Conventional antibiotics fail because they target only the essential growth processes of bacteria. This allows bacteria to build up resistance in the long run and also eliminates good bacteria from the gut lowering our immune guard. Honey can target undetected fungal conditions that may be at the root cause of perpetual illness.
Emergency Oxygen Use
A 60-year-old man with chronic obstructive pulmonary disease (COPD) requiring long-term home oxygen therapy called an ambulance because of severe breathlessness. The paramedics gave him oxygen in the ambulance also. They nebulised him with salbutamol through oxygen. The journey took 27 minutes and, by the time the man arrived at the hospital, he was drowsy and had respiratory acidosis, requiring ventilation; he died after a day.
What went wrong? Oxygen is administered to about a third of emergency ambulance patients. About 15% of hospital patients receive oxygen therapy on any given day. The doctors are coming around to the view that oxygen should be given only if the patient is hypoxemic.
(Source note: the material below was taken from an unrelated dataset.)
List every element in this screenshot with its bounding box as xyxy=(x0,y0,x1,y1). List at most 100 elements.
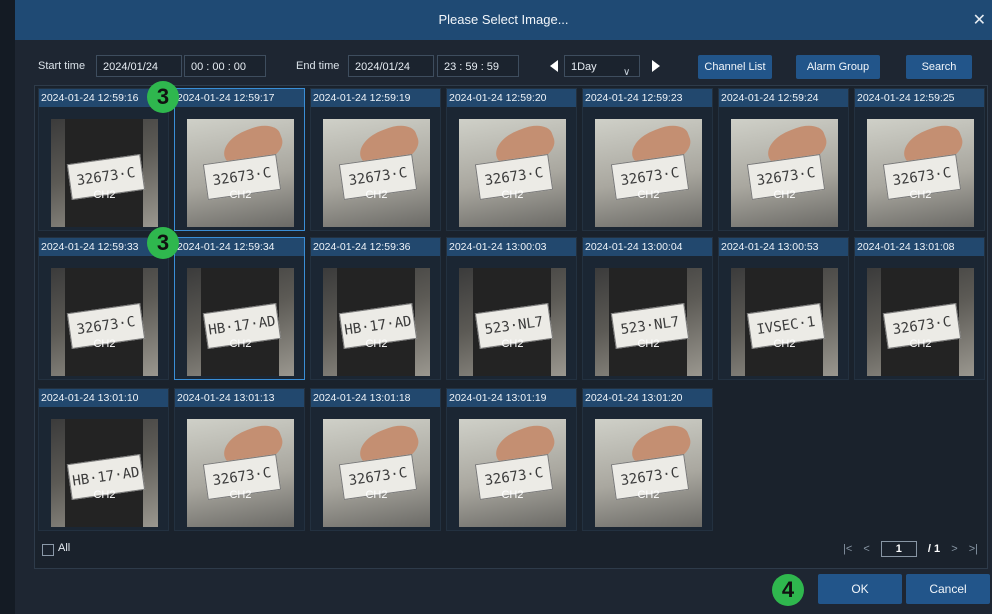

Patients with carbon monoxide or cyanide poisoning and patients with some diving or altitude-related emergencies benefit from hyper-oxaemia, but the prevention of hypo-xaemia is the goal of oxygen therapy in all other conditions. Hypo as well as hyper-oxygenation are equally bad for health.
Tomato & Cancer
Several studies have shown a positive correlation between people with a diet high in tomatoes, which have high lycopene content, having a lower risk of some forms of cancers like prostate, cervical, skin, bladder, stomach and lung cancers.
Lycopenes in tomatoes have other benefits as well. Researchers have found that the risk of heart disease can be lowered by such a diet. The risk of macular degeneration, which can cause blindness, has been shown to be lowered by eating tomatoes. Lipid oxidation, the damage occurring to normal fat cells which can then cause inflammation and disease, has also been shown to be reduced with a diet that includes a variety of tomato-based dishes.
Lycopene is an impressive antioxidant which helps block the free radicals that can cause disease. Studies have also shown that lycopene helps protect DNA, cellular fats and enzymes while also lowering the levels of bad cholesterol and LDL as well as boosting the immune system.